Ecologia[editar | editar código-fonte]

Apesar de serm estreitamente aparentadas, as famílias Gunneraceae e Myrothamnaceae apresentam aspecto morfológico e enquadramento ecológico muito diferenciados: a primeira agrupa espécies herbáceas mesófilas, muitas vezes de tamanho gigante, especiamente nas estruturas foliares; a segunda inclui apenas uma espécie de arbusto reviviscente adaptado aos habitats áridos.

Na primeira daquelas famílias, estão presentes hidátodos bem desenvolvidos e secretam uma substância mucilaginosa de carácter quase resinoso. Na segunda, os hidátodos estão pobremente desenvolvidos e a planta secreta uma resina. As duas produzem flores sem perianto, mas os detalhes do pólen[10][11][12] diferem marcadamente.[13]

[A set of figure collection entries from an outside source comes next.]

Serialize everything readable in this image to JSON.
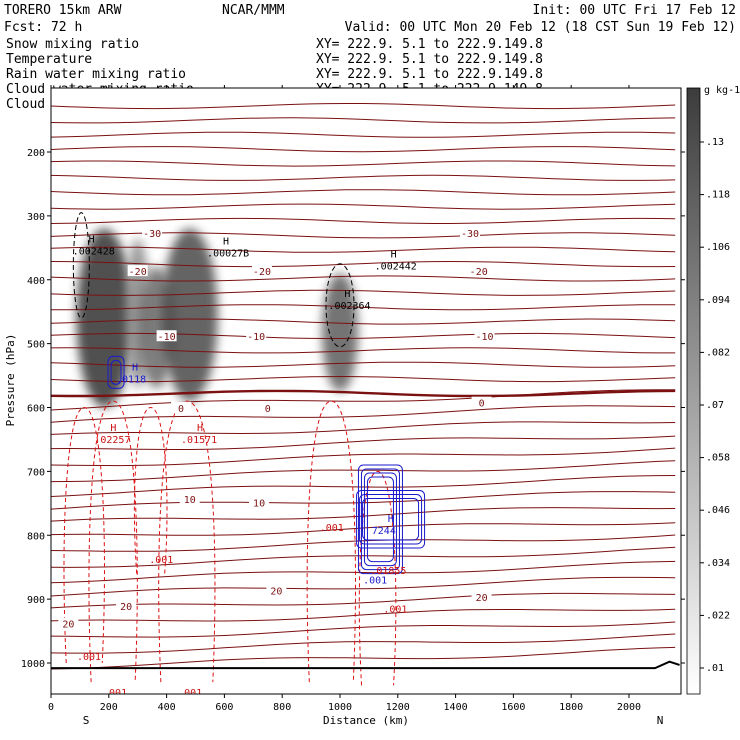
{
  "header": {
    "model": "TORERO   15km ARW",
    "org": "NCAR/MMM",
    "init": "Init: 00 UTC Fri 17 Feb 12",
    "fcst": "Fcst:    72 h",
    "valid": "Valid: 00 UTC Mon 20 Feb 12 (18 CST Sun 19 Feb 12)"
  },
  "legend": [
    {
      "name": "Snow mixing ratio",
      "color": "#000000"
    },
    {
      "name": "Temperature",
      "color": "#7a0000"
    },
    {
      "name": "Rain water mixing ratio",
      "color": "#dd0000"
    },
    {
      "name": "Cloud water mixing ratio",
      "color": "#0000cc"
    },
    {
      "name": "Cloud ice mixing ratio",
      "color": "#000000"
    }
  ],
  "xy_text": "XY= 222.9.   5.1 to 222.9.149.8",
  "chart_data": {
    "type": "cross-section",
    "xlabel": "Distance (km)",
    "ylabel": "Pressure (hPa)",
    "xlim": [
      0,
      2180
    ],
    "ylim": [
      1050,
      100
    ],
    "x_ticks": [
      0,
      200,
      400,
      600,
      800,
      1000,
      1200,
      1400,
      1600,
      1800,
      2000
    ],
    "y_ticks": [
      200,
      300,
      400,
      500,
      600,
      700,
      800,
      900,
      1000
    ],
    "x_ends": {
      "left": "S",
      "right": "N"
    },
    "colorbar": {
      "units": "g kg-1",
      "levels": [
        ".01",
        ".022",
        ".034",
        ".046",
        ".058",
        ".07",
        ".082",
        ".094",
        ".106",
        ".118",
        ".13"
      ]
    },
    "temperature_contours": [
      {
        "value": -30,
        "labels": [
          {
            "x": 350,
            "p": 328,
            "text": "-30"
          },
          {
            "x": 1450,
            "p": 328,
            "text": "-30"
          }
        ]
      },
      {
        "value": -20,
        "labels": [
          {
            "x": 300,
            "p": 388,
            "text": "-20"
          },
          {
            "x": 730,
            "p": 388,
            "text": "-20"
          },
          {
            "x": 1480,
            "p": 388,
            "text": "-20"
          }
        ]
      },
      {
        "value": -10,
        "labels": [
          {
            "x": 400,
            "p": 490,
            "text": "-10"
          },
          {
            "x": 710,
            "p": 490,
            "text": "-10"
          },
          {
            "x": 1500,
            "p": 490,
            "text": "-10"
          }
        ]
      },
      {
        "value": 0,
        "labels": [
          {
            "x": 450,
            "p": 602,
            "text": "0"
          },
          {
            "x": 750,
            "p": 602,
            "text": "0"
          },
          {
            "x": 1490,
            "p": 594,
            "text": "0"
          }
        ]
      },
      {
        "value": 10,
        "labels": [
          {
            "x": 480,
            "p": 745,
            "text": "10"
          },
          {
            "x": 720,
            "p": 750,
            "text": "10"
          }
        ]
      },
      {
        "value": 20,
        "labels": [
          {
            "x": 60,
            "p": 940,
            "text": "20"
          },
          {
            "x": 260,
            "p": 912,
            "text": "20"
          },
          {
            "x": 780,
            "p": 888,
            "text": "20"
          },
          {
            "x": 1490,
            "p": 898,
            "text": "20"
          }
        ]
      }
    ],
    "maxima_labels": [
      {
        "kind": "snow",
        "x": 75,
        "p": 345,
        "h": "H",
        "value": ".002428"
      },
      {
        "kind": "snow",
        "x": 540,
        "p": 348,
        "h": "H",
        "value": ".00027B"
      },
      {
        "kind": "snow",
        "x": 1120,
        "p": 368,
        "h": "H",
        "value": ".002442"
      },
      {
        "kind": "snow",
        "x": 960,
        "p": 430,
        "h": "H",
        "value": ".002364"
      },
      {
        "kind": "cloud",
        "x": 225,
        "p": 545,
        "h": "H",
        "value": ".0118"
      },
      {
        "kind": "rain",
        "x": 150,
        "p": 640,
        "h": "H",
        "value": ".02257"
      },
      {
        "kind": "rain",
        "x": 450,
        "p": 640,
        "h": "H",
        "value": ".01571"
      },
      {
        "kind": "rain",
        "x": 930,
        "p": 778,
        "h": "",
        "value": ".001"
      },
      {
        "kind": "cloud",
        "x": 1110,
        "p": 782,
        "h": "H",
        "value": "7244"
      },
      {
        "kind": "rain",
        "x": 1105,
        "p": 845,
        "h": "",
        "value": ".01855"
      },
      {
        "kind": "cloud",
        "x": 1080,
        "p": 860,
        "h": "",
        "value": ".001"
      },
      {
        "kind": "rain",
        "x": 340,
        "p": 828,
        "h": "",
        "value": ".001"
      },
      {
        "kind": "rain",
        "x": 1150,
        "p": 905,
        "h": "",
        "value": ".001"
      },
      {
        "kind": "rain",
        "x": 90,
        "p": 980,
        "h": "",
        "value": ".001"
      },
      {
        "kind": "rain",
        "x": 180,
        "p": 1036,
        "h": "",
        "value": ".001"
      },
      {
        "kind": "rain",
        "x": 440,
        "p": 1036,
        "h": "",
        "value": ".001"
      }
    ]
  }
}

Evolução, filogenia e taxonomia[editar | editar código-fonte]

Aparentemente na forma plesiomórfica (ancestral) o grupo apresentava algum tipo de perianto.[2] A morfologia floral das Gunnerales está mais próxima das Buxales e afins, ou seja dos ramos mais antigos das eudicotiledóneas, que das ordens do agrupamento das eudicotiledóneas nucleares.[14][15][16]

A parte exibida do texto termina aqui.